Ground truth fields (expected_response, assertions, expected_trajectory) are all optional. Omit them to run evaluations without ground truth — the framework is fully backward compatible.

3. Run:

agentqualify run --config agentqualify.yaml

CLI Reference

agentqualify run --config agentqualify.yaml                        # Run evaluations + CI/CD gate
agentqualify run --config agentqualify.yaml -o results.json        # Run and save results to JSON
agentqualify run --config agentqualify.yaml --update-baseline      # Run, check gate, and save baseline to S3 on pass
agentqualify baseline update --config agentqualify.yaml            # Run and save results as baseline (unconditional)
agentqualify baseline show --config agentqualify.yaml              # Print current S3 baseline
agentqualify list-evaluators                                       # List all built-in evaluators

Python SDK

from agentqualify import AgentQualify
import sys

result = AgentQualify("agentqualify.yaml").run()
print(result.summary())
sys.exit(0 if result.passed else 1)

# Update baseline programmatically
AgentQualify("agentqualify.yaml").update_baseline()

Config Reference

`agent`

Field	Type	Required	Description
`runtime_arn`	string	✅	AgentCore runtime ARN
`agent_id`	string		Agent ID for span lookup — derived from `runtime_arn` if omitted
`region`	string		AWS region (default: `us-east-1`)
`span_wait_seconds`	int		Wait after invocation for spans (default: `180`)
`auth.type`	`sigv4` \| `oauth`		Authorization method (default: `sigv4`)
`auth.oauth.token_url`	string	when `oauth`	OAuth2 token endpoint URL
`auth.oauth.client_id`	string	when `oauth`	OAuth2 client ID (supports `${ENV_VAR}`)
`auth.oauth.client_secret`	string	when `oauth`	OAuth2 client secret (supports `${ENV_VAR}`)
`auth.oauth.scopes`	list of strings		OAuth2 scopes to request (optional)

Authentication

AgentQualify supports two inbound authorization methods for invoking your agent runtime.

IAM SigV4 (default)

The default.

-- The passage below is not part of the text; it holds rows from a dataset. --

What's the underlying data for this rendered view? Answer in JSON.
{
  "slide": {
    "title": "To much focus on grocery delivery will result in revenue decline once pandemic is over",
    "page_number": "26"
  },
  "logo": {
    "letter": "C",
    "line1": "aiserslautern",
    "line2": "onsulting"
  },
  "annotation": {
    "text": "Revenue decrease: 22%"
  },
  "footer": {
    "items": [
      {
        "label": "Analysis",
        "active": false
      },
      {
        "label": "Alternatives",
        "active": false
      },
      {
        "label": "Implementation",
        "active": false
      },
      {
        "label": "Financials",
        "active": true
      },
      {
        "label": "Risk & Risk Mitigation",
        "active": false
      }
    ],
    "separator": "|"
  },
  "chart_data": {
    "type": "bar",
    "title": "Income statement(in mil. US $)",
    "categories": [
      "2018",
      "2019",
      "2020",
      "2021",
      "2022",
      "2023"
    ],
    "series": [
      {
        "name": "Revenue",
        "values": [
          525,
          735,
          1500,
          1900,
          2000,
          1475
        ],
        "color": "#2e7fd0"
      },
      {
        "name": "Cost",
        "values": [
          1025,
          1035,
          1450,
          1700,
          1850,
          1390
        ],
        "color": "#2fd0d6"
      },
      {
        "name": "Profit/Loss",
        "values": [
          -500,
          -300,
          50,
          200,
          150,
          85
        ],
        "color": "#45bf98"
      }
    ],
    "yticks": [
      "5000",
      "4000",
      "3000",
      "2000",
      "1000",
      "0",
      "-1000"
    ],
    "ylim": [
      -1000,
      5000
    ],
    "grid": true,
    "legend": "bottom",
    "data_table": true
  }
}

Uses standard AWS credentials (environment variables, IAM role, SSO profile) via the boto3 SDK. No extra config needed — just make sure your IAM role has bedrock-agentcore:InvokeAgentRuntime permission.

agent:
  runtime_arn: "arn:aws:bedrock-agentcore:us-east-1:123456789012:agent-runtime/my-agent"
  agent_id: "my-agent-id"
  # auth.type defaults to "sigv4" — no auth block needed

OAuth (JWT Bearer Token)

When your agent runtime is configured with a JWT inbound authorizer, the boto3 SDK (SigV4) cannot be used. AgentQualify handles this by automatically fetching an access token using the OAuth2 client credentials grant and attaching it as a Bearer token on each HTTPS invocation.

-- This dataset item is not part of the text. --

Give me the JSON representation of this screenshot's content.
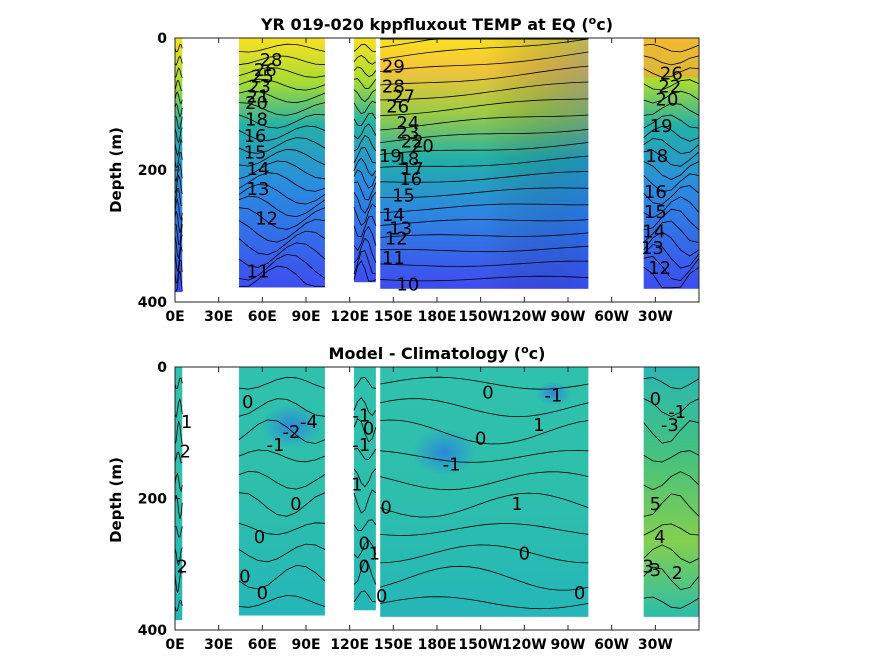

Tokens are cached in memory and refreshed automatically before they expire, so long-running evaluation suites work without interruption.

agent:
  runtime_arn: "arn:aws:bedrock-agentcore:us-east-1:123456789012:agent-runtime/my-agent"
  agent_id: "my-agent-id"
  auth:
    type: "oauth"
    oauth:
      token_url: "https://cognito-idp.us-east-1.amazonaws.com/us-east-1_XXXXX/oauth2/token"
      client_id: "${OAUTH_CLIENT_ID}"
      client_secret: "${OAUTH_CLIENT_SECRET}"
      scopes:
        - "agentcore/invoke"

Set the environment variables before running:

export OAUTH_CLIENT_ID="your-client-id"
export OAUTH_CLIENT_SECRET="your-client-secret"
agentqualify run --config agentqualify.yaml

All auth.oauth string fields support ${ENV_VAR} syntax so secrets stay out of your YAML files. You can also inline values directly if preferred (e.g., in a CI/CD secret-injected config).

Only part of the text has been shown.